Oitenta anos (e alguns outros trânsitos, mas não tantos assim) depois, Matthew Barney assume-se como figura de proa na "apropriação" do cinema (ou melhor, do objecto-filme) pelas artes visuais. Em sentido inverso ao de, por exemplo, Douglas Gordon (que pegou no "Psico" de Hitchcock e o transformou em objecto de exposição, na galeria ou no museu), Barney transporta as preocupações formais e temáticas do seu trabalho como videoasta e escultor para dentro de uma estrutura fílmica (ou "de filme") relativamente clássica. "Drawing Restraint 9" (que responde a um trabalho em série antigo de Barney, daí que leve o número 9) é muito mais um "filme" do que era a série "Cremaster", objecto que de alguma maneira pulverizava essa noção.

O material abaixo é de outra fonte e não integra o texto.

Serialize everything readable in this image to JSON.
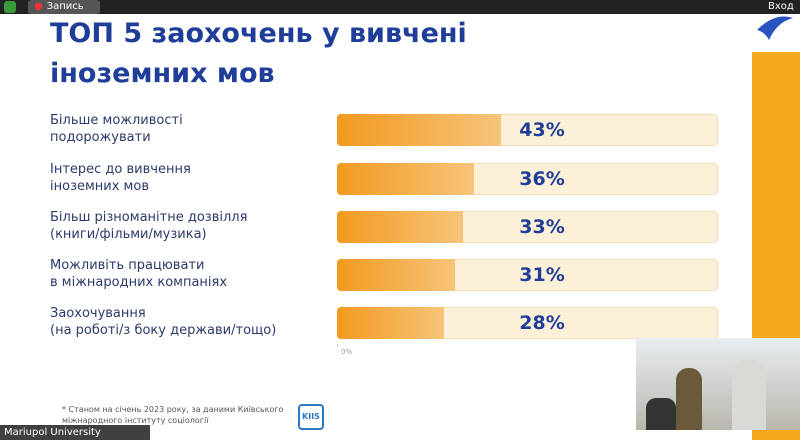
{
  "ui": {
    "recording": "Запись",
    "login": "Вход",
    "participant": "Mariupol University"
  },
  "chart_data": {
    "type": "bar",
    "orientation": "horizontal",
    "title": "ТОП 5 заохочень у вивчені\nіноземних мов",
    "categories": [
      "Більше можливості\nподорожувати",
      "Інтерес до вивчення\nіноземних мов",
      "Більш різноманітне дозвілля\n(книги/фільми/музика)",
      "Можливіть працювати\nв міжнародних компаніях",
      "Заохочування\n(на роботі/з боку держави/тощо)"
    ],
    "values": [
      43,
      36,
      33,
      31,
      28
    ],
    "value_labels": [
      "43%",
      "36%",
      "33%",
      "31%",
      "28%"
    ],
    "color": "#f29a1f",
    "xlim": [
      0,
      100
    ],
    "xticks": [
      {
        "value": 0,
        "label": "0%"
      }
    ]
  },
  "footnote": "* Станом на січень 2023 року, за даними Київського\nміжнародного інституту соціології",
  "logo": "KIIS"
}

Sai-se bem? Vai-se ver "Drawing Restraint 9" a uma sala de cinema e tem-se a sensação de ter visto qualquer coisa de especial e intrinsecamente relevante? Difícil dizer que sim. Barney parece alguém bastante insensível ao cinema (questão de "planos" e não de "imagens", como Serge Daney lembrava num texto antigo), e de "Drawing Restraint 9" desprende-se uma sensação de aleatoriedade (sobretudo na montagem, nos tempos de "corte") que cedo o denuncia. Dois estrangeiros (Barney e a mulher, Bjork) são recolhidos a bordo de um baleeiro japonês - durante a viagem, filmada como uma sucessão de rituais de vária ordem, ocorre uma "história de amor", que culmina num misto de dança de acasalamento e cerimonial de mutilação (até que o homem e a mulher sejam "baleias", ou pelo menos que o espectador os veja como tal).

A "intervenção sobre o corpo" está, de resto, na raiz da série "Drawing Restraint": Matthew Barney ("estava interessado na hipertrofia") impunha-se condicionamentos físicos e trabalhava nessas condições. "Drawing Restraint 9", na sua sucessão ritualística a que não falta um lado "documental", vive do confronto entre os restos do corpo de uma baleia (transformada em pedaços viscosos e gelatinosos) e a "humanidade" do par (a tripulação do barco praticamente não conta, são filmados como pequenos robots, não há "indivíduos"). "Politics of the body". Isto vai dar onde? A Cronenberg, claro. "Dead Ringers", por exemplo - até no cerimonial. Ou, arte da mutilação por arte da mutilação, às tripas de Udo Kier projectadas num écrã de cinema em "Cigarette Burns" de John Carpenter. Vê-se "Drawing Restraint 9" com uma impressão de enorme redundância - isto é tudo menos terreno virgem. E Cronenberg ou Carpenter são, simplesmente, muito melhores cineastas do que Matthew Barney. Ponto final.